Una sonriente señorita, también vestida, se había acercado por detrás. Antonio la siguió hasta un garito escondido en un sótano al que había que acceder por un laberinto y traspasar distintas puertas blindadas con sus respectivas claves digitales.

Un hombre alto con una larga cabellera blanca, como el platino, que sobrepasaba los hombros del traje oscuro se le quedó mirando fijamente. Era una mirada que impresionaba. Antonio estimó, recordando comentarios de su padre, que rondaría los noventa años. Sobre el dorso de su mano izquierda destacaba la imponente cabeza de una agresiva pantera negra. De pronto el hombre sonrió y exclamó:

—¡Crossmann! ¡Claro! No puedes ser otro. Parece que estoy viendo a tu padre. Tienes su misma cara. ¿Cómo es tu nombre de pila?

—Antonio, señor.

—Bien, Antonio. Puedes llamarme Sylnius. Me alegra mucho verte. Ven, vamos a sentarnos junto a mi mesa de despacho o mejor aún, vamos a subir arriba, a un reservado. Estaremos tranquilos y podremos tomar algo —dijo el hombre de grave timbre y voz pausada apoyando su mano sobre el hombro de Antonio.

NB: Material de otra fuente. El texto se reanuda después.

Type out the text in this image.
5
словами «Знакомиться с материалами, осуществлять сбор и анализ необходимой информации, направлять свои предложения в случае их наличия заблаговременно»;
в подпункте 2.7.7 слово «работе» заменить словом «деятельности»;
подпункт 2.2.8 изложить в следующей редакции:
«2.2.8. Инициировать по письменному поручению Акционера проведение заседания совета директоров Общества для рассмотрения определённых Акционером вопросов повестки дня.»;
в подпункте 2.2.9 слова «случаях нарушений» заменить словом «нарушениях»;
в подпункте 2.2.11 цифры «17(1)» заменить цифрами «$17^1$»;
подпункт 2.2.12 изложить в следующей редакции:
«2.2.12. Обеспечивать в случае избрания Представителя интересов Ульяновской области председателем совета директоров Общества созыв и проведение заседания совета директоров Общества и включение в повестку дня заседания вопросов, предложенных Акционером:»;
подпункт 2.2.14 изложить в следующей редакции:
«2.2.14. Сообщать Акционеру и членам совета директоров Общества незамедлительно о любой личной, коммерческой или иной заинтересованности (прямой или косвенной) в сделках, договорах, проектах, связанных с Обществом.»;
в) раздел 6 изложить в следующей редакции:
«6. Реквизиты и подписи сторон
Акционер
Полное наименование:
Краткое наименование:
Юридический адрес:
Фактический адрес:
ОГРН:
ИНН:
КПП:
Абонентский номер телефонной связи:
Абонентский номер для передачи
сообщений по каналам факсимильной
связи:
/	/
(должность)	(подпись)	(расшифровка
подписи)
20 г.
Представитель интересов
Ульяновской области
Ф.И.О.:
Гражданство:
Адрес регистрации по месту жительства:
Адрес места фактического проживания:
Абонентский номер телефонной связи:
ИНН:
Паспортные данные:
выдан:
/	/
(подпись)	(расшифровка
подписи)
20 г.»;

Pero justo entonces, un corpulento hombre de color se acercó al misterioso personaje diciéndole algo que Antonio no pudo llegar a escuchar.

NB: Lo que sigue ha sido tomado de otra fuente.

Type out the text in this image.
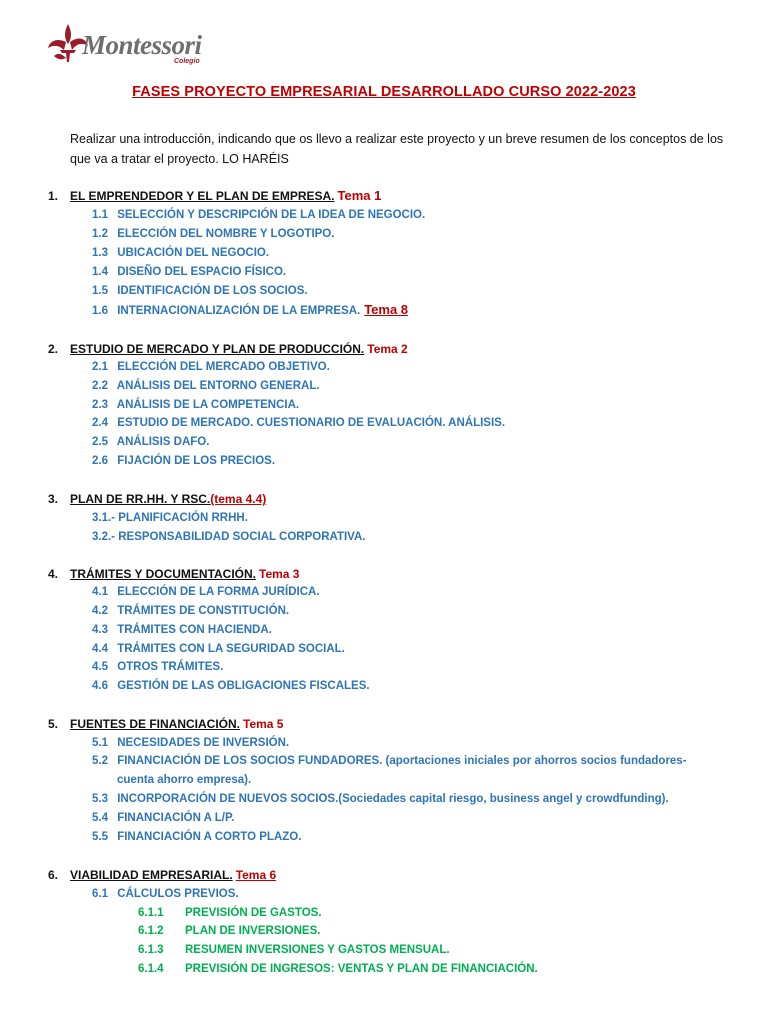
Montessori
Colegio
FASES PROYECTO EMPRESARIAL DESARROLLADO CURSO 2022-2023
Realizar una introducción, indicando que os llevo a realizar este proyecto y un breve resumen de los conceptos de los que va a tratar el proyecto. LO HARÉIS
1. EL EMPRENDEDOR Y EL PLAN DE EMPRESA. Tema 1
1.1 SELECCIÓN Y DESCRIPCIÓN DE LA IDEA DE NEGOCIO.
1.2 ELECCIÓN DEL NOMBRE Y LOGOTIPO.
1.3 UBICACIÓN DEL NEGOCIO.
1.4 DISEÑO DEL ESPACIO FÍSICO.
1.5 IDENTIFICACIÓN DE LOS SOCIOS.
1.6 INTERNACIONALIZACIÓN DE LA EMPRESA. Tema 8
2. ESTUDIO DE MERCADO Y PLAN DE PRODUCCIÓN. Tema 2
2.1 ELECCIÓN DEL MERCADO OBJETIVO.
2.2 ANÁLISIS DEL ENTORNO GENERAL.
2.3 ANÁLISIS DE LA COMPETENCIA.
2.4 ESTUDIO DE MERCADO. CUESTIONARIO DE EVALUACIÓN. ANÁLISIS.
2.5 ANÁLISIS DAFO.
2.6 FIJACIÓN DE LOS PRECIOS.
3. PLAN DE RR.HH. Y RSC.(tema 4.4)
3.1.- PLANIFICACIÓN RRHH.
3.2.- RESPONSABILIDAD SOCIAL CORPORATIVA.
4. TRÁMITES Y DOCUMENTACIÓN. Tema 3
4.1 ELECCIÓN DE LA FORMA JURÍDICA.
4.2 TRÁMITES DE CONSTITUCIÓN.
4.3 TRÁMITES CON HACIENDA.
4.4 TRÁMITES CON LA SEGURIDAD SOCIAL.
4.5 OTROS TRÁMITES.
4.6 GESTIÓN DE LAS OBLIGACIONES FISCALES.
5. FUENTES DE FINANCIACIÓN. Tema 5
5.1 NECESIDADES DE INVERSIÓN.
5.2 FINANCIACIÓN DE LOS SOCIOS FUNDADORES. (aportaciones iniciales por ahorros socios fundadores-
cuenta ahorro empresa).
5.3 INCORPORACIÓN DE NUEVOS SOCIOS.(Sociedades capital riesgo, business angel y crowdfunding).
5.4 FINANCIACIÓN A L/P.
5.5 FINANCIACIÓN A CORTO PLAZO.
6. VIABILIDAD EMPRESARIAL. Tema 6
6.1 CÁLCULOS PREVIOS.
6.1.1 PREVISIÓN DE GASTOS.
6.1.2 PLAN DE INVERSIONES.
6.1.3 RESUMEN INVERSIONES Y GASTOS MENSUAL.
6.1.4 PREVISIÓN DE INGRESOS: VENTAS Y PLAN DE FINANCIACIÓN.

—¡Vaya! Lo siento Antonio, debes disculparme un momento. Espérame tomándote algo. Ahora te acompaña al reservado uno de mis escoltas. Estoy contigo enseguida.

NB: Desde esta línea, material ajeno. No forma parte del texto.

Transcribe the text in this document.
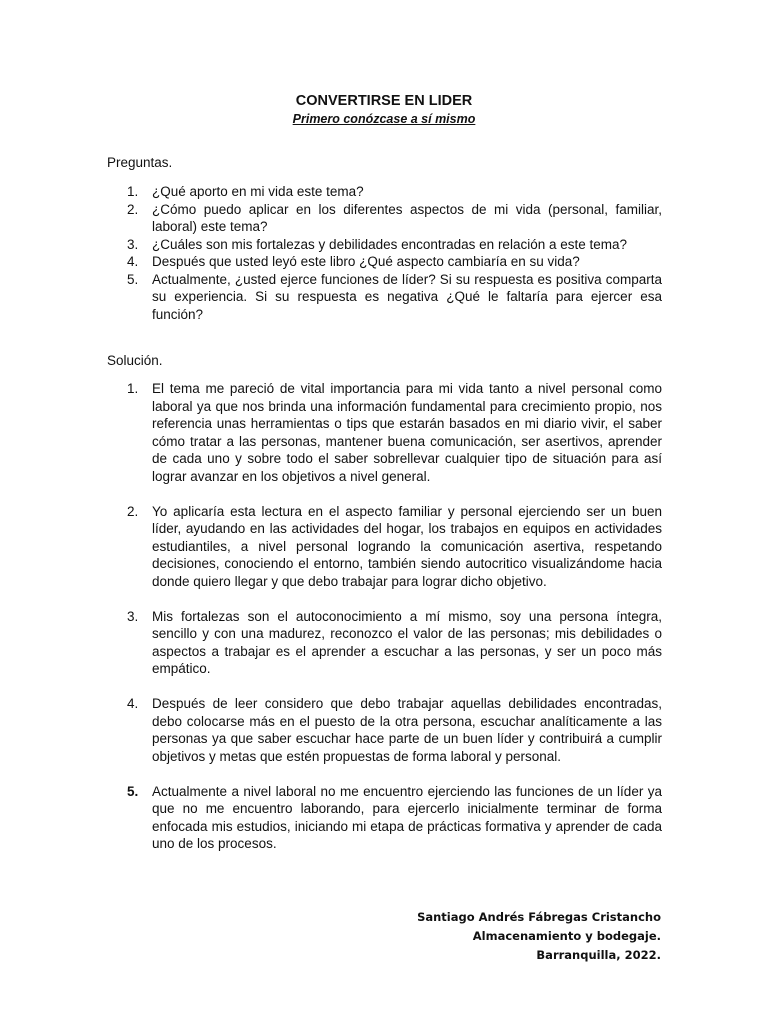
CONVERTIRSE EN LIDER
Primero conózcase a sí mismo
Preguntas.
1. ¿Qué aporto en mi vida este tema?
2. ¿Cómo puedo aplicar en los diferentes aspectos de mi vida (personal, familiar, laboral) este tema?
3. ¿Cuáles son mis fortalezas y debilidades encontradas en relación a este tema?
4. Después que usted leyó este libro ¿Qué aspecto cambiaría en su vida?
5. Actualmente, ¿usted ejerce funciones de líder? Si su respuesta es positiva comparta su experiencia. Si su respuesta es negativa ¿Qué le faltaría para ejercer esa función?
Solución.
1. El tema me pareció de vital importancia para mi vida tanto a nivel personal como laboral ya que nos brinda una información fundamental para crecimiento propio, nos referencia unas herramientas o tips que estarán basados en mi diario vivir, el saber cómo tratar a las personas, mantener buena comunicación, ser asertivos, aprender de cada uno y sobre todo el saber sobrellevar cualquier tipo de situación para así lograr avanzar en los objetivos a nivel general.
2. Yo aplicaría esta lectura en el aspecto familiar y personal ejerciendo ser un buen líder, ayudando en las actividades del hogar, los trabajos en equipos en actividades estudiantiles, a nivel personal logrando la comunicación asertiva, respetando decisiones, conociendo el entorno, también siendo autocritico visualizándome hacia donde quiero llegar y que debo trabajar para lograr dicho objetivo.
3. Mis fortalezas son el autoconocimiento a mí mismo, soy una persona íntegra, sencillo y con una madurez, reconozco el valor de las personas; mis debilidades o aspectos a trabajar es el aprender a escuchar a las personas, y ser un poco más empático.
4. Después de leer considero que debo trabajar aquellas debilidades encontradas, debo colocarse más en el puesto de la otra persona, escuchar analíticamente a las personas ya que saber escuchar hace parte de un buen líder y contribuirá a cumplir objetivos y metas que estén propuestas de forma laboral y personal.
5. Actualmente a nivel laboral no me encuentro ejerciendo las funciones de un líder ya que no me encuentro laborando, para ejercerlo inicialmente terminar de forma enfocada mis estudios, iniciando mi etapa de prácticas formativa y aprender de cada uno de los procesos.
Santiago Andrés Fábregas Cristancho
Almacenamiento y bodegaje.
Barranquilla, 2022.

Al salir del despacho una mujer a la que conducían dos hombres, con la cara manchada de modo burdo por el rímel y el pintalabios corridos, se quedó mirándolo con ojos que destellaban odio. Antonio pudo percatarse de que iba esposada.

El escolta lo acomodó en un reservado conformado en una de las cavidades de lo que representaba una cueva prehistórica y, justo en ese momento, por los bafles del tugurio comenzaba a sonar con fuerza una genial percusión al ritmo trepidante de los timbales y la batería. A los primeros sones Antonio reconoció que se trataba de Sympathy for the Devil de The Rolling Stones. La situó en su época de gestación, mediados del siglo XX, cuando aún había esperanzas para la humanidad. Siempre había sido aficionado a la innovadora música producida por los grandes grupos de esa época. Al fondo, por una gran pantalla, se mostraba el vídeo con una grabación en directo, y se escuchaba el clamor del público vehemente que repetía enfervorizado: «¡Hi… Hiuuuuh!…», como si de un eco se tratara, los provocadores gritos de su cantante Mick Jagger al salir al escenario contorneándose entre efectivos juegos de luces rojas que estarían simulando al infierno: «¡Hi, Hiuuuuh!… ¡Hi, Hiuuuuh!…». Al pedir la consumición Antonio pudo ver, también, las formas poco iluminadas de algunas parejas de jóvenes, con el mismo atuendo de los camareros, que danzaban libidinosamente en un cuadrilátero de cuyo fondo comenzaron a surgir halos de llamaradas grotescas coloradas, que seguían el ritmo musical entremezcladas con brotes de humo, que dejaban las líneas de los cuerpos desvanecidos y confusos.

Antonio salió del letargo en el que se hallaba totalmente abstraído, sumergido en esa escena a la que se unía, al fondo, el vídeo de los Stones interpretando la canción: «Uuu… uuuuuuh… Uu… uuuuuuh…», que ahora estaba llegando a su fin, mientras sobresalía el punteo de la guitarra ante la locura desatada y un airado lucifer preguntaba, con ironía: «Tell my baby, what´s my name… iuh, iuuuuh…, what´s my name»; cuando apareció Sylnius.

—Ya estoy contigo Antonio —exclamó el hombre de largo cabello plateado que había llegado rodeado por un grupo fuertemente armado. Sylnius pidió una consumición y comenzó con grato recuerdo a hablar del padre de Antonio, recordando las muchas cosas que habían hecho juntos hasta que por fin dijo—: Bueno, ¿qué me cuentas? Si estás aquí es por algo.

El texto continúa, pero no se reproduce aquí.